You'd think that quiet and calm for our souls would be an easy sell, and that hatred and strife would be difficult to stir up.

But it appears we are ornery critters, we humans, and once we have given ourselves to the ways of fear... and greed... and violence to get our way, we have a lot of unlearning to do in order to learn peace.

And, do you see it?  That's just what the prophet imagines here.  Peace isn't just a default setting that happens when we are all tired out from fighting.  Peace--at least genuine peace that is always entwined with justice--is about learning and practicing different ways of living with one another.  Peace is about what happens when we are brave enough to say, "I was wrong," rather than dig our heels in about something truly indefensible because we are embarrassed to admit our mistakes.  Peace is about what happens when I am no longer threatened by your success, because I do not see all of life as a zero-sum game where your good fortune is a loss to me.  Peace is about what happens when I am more committed to everybody being able to eat and feed their kids than I am about imagining some "god-given right" to hoard and consume without end.  Peace is about what happens when I am courageous enough to forgive rather than set off a cycle of revenge... and about what happens when I am courageous enough to ask for forgiveness rather than ruin a relationship.  Peace is about what happens when I let God's ways of justice and mercy become more important to me than me getting "my way" or putting "me and my group first."

Peace requires, in a sense, then, death and resurrection--a death to an old way of doing things, and the resurrection that leads me to live in this world differently.  Same me, and yet, I really become a whole new kind of creation--one that is no longer hunched over with hatred and bound up with fear.  Peace requires a sort of re-forging of my character, my attitudes, my skills, and my strengths--to use those same gifts, but with a new shape, a new form, and for a purpose that brings life rather than death.

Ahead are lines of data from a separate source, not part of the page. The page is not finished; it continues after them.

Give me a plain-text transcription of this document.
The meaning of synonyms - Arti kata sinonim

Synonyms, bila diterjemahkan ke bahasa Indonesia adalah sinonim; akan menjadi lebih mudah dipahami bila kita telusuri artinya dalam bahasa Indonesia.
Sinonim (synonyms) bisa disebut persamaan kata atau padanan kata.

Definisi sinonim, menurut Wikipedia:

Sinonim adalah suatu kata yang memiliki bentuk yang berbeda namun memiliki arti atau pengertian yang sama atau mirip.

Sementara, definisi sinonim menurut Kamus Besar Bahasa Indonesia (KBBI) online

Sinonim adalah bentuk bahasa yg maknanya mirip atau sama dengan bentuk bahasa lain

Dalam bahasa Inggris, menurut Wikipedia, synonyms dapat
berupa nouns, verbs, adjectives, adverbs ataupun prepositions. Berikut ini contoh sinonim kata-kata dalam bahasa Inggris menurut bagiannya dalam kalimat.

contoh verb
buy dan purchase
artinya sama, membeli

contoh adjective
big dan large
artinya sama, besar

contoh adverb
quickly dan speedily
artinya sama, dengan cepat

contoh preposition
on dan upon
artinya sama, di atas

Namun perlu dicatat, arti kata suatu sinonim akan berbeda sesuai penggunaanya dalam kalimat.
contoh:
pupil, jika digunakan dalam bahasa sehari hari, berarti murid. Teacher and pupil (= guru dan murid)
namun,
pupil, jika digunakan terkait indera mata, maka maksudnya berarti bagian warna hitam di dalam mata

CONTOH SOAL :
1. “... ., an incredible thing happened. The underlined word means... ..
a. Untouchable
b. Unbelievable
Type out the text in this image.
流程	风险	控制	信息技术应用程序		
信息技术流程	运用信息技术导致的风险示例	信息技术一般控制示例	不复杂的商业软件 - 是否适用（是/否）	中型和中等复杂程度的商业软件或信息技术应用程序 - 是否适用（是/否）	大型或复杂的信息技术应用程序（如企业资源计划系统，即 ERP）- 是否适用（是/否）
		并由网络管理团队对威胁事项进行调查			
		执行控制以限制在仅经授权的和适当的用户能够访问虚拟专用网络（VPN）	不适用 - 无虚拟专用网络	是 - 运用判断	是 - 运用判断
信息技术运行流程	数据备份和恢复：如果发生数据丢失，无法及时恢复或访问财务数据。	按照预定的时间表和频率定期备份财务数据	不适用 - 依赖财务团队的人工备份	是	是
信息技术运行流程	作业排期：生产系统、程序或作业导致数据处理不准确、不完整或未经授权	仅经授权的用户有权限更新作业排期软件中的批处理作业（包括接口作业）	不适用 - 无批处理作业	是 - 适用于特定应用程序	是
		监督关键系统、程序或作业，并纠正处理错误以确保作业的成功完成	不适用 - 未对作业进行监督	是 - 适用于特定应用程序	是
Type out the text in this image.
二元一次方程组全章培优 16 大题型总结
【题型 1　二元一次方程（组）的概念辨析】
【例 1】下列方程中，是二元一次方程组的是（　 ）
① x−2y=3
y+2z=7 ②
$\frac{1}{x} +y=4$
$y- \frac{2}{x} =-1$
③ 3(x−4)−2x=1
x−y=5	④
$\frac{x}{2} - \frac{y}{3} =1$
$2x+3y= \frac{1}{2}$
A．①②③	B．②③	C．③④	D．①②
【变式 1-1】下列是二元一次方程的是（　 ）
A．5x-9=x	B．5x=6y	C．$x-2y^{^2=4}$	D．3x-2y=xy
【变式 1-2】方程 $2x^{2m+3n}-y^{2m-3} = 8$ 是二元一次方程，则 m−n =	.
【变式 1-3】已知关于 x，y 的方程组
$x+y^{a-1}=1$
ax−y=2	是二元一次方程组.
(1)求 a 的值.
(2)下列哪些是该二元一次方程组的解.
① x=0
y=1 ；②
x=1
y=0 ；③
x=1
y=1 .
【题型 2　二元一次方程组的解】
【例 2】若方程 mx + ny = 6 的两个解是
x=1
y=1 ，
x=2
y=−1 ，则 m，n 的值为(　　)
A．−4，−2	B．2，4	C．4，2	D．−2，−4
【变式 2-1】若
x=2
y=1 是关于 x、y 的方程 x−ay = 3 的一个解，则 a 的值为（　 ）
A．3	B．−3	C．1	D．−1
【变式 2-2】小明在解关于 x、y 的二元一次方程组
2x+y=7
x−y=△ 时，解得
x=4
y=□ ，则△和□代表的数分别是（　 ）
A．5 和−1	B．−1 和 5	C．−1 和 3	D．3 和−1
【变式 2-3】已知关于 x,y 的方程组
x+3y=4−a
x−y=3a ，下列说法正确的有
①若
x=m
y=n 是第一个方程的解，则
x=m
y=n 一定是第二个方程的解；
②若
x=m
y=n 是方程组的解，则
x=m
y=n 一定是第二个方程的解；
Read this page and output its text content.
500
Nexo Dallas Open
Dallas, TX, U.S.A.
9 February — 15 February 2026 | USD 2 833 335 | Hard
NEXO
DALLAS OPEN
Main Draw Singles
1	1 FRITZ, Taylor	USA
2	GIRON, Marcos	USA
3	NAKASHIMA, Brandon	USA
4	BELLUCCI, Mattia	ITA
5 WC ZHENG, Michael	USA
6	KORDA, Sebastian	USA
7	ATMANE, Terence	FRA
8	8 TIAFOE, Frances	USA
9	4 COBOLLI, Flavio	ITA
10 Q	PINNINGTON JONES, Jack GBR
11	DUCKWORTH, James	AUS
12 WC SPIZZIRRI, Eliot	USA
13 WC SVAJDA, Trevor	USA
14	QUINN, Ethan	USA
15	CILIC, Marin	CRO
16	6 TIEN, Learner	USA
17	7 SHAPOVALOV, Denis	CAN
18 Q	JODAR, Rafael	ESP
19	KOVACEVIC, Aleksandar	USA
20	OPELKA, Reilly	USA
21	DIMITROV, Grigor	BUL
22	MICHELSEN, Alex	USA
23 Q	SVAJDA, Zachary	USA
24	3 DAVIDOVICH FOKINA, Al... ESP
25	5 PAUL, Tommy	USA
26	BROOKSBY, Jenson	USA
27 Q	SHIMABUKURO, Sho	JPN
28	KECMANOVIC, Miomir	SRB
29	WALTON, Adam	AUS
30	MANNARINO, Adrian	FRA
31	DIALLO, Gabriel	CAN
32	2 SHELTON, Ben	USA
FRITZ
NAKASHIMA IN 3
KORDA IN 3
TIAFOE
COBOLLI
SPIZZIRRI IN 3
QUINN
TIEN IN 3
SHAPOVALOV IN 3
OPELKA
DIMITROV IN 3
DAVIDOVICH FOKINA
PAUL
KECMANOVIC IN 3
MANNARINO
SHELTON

That's part of what makes the image of swords being beaten into plowshares, and of spears into pruning hooks, such a powerful notion for me.  It's a sort of resurrection in and of itself, too.  To take the already cast forms of weaponry and to hammer them, to melt them, to re-forge them anew into something new and life-giving, well that is something of a resurrection, too, isn't it?  The vision of the prophet is not just of diplomatic treaties on pieces of paper, which could be backed out of, or ripped up, on the whim of the next king, but of an end to the old way of doing business, and the beginning of a new way of life. Even the swords get melted down to become farm tools. Even the spears become gardening equipment.  The old metal is still usable, but its old form is put to death, so to speak, so that a new form can be made from its substance.  

When we talk about our hope in the God who brings us to life, this is a part of the picture.  The Christian hope is not simply that God will raise up my same old molecules--and my same old ornery, greedy, and often fearful temperament with it--and just plop me down on my two feet alive again in order for me to be the same jerk I have been for so long in this life.  God has it in mind to make me a new creation--to use my sharp edges in new ways, ways that give life rather than destroy it, to take the substance of me and give it new form.  God is re-forging all of us--and it begins even now, even in this day, this year, this life.  And for whatever rough edges yet need to be polished or sanded or hammered when I breathe my last, God reserves the right to raise me up in resurrection fully transformed, too.

It is a lifelong thing, this unlearning of the old ways of death, and the new learning of God's ways that bring life.  It is a matter, not just of praying a prayer once or having a mystical experience, but of day by day choosing to let go of the ways of hatred and fear and greed, of "my way" and of "me and my group first," and instead to learn new ways of living together where kindness and justice make it possible for all of us to eat.

And for that transformation, it will take God's willingness not just to re-forge weapons into tools, but to re-forge us from being the wielder of weapons to being the users of the tools.  It will mean God re-forges my heart like is a little resurrection connected to God's grand resurrection of all things.  

Dare we invite God to work such resurrection on these ornery hearts of ours?  Dare we let God re-forge our blades and gun-barrels?  Dare we let God begin it now, and put us on the anvil today?

Lord God, take this rusty iron heart with all its sharp edges and make something new of me that will be useful in your peaceable kingdom.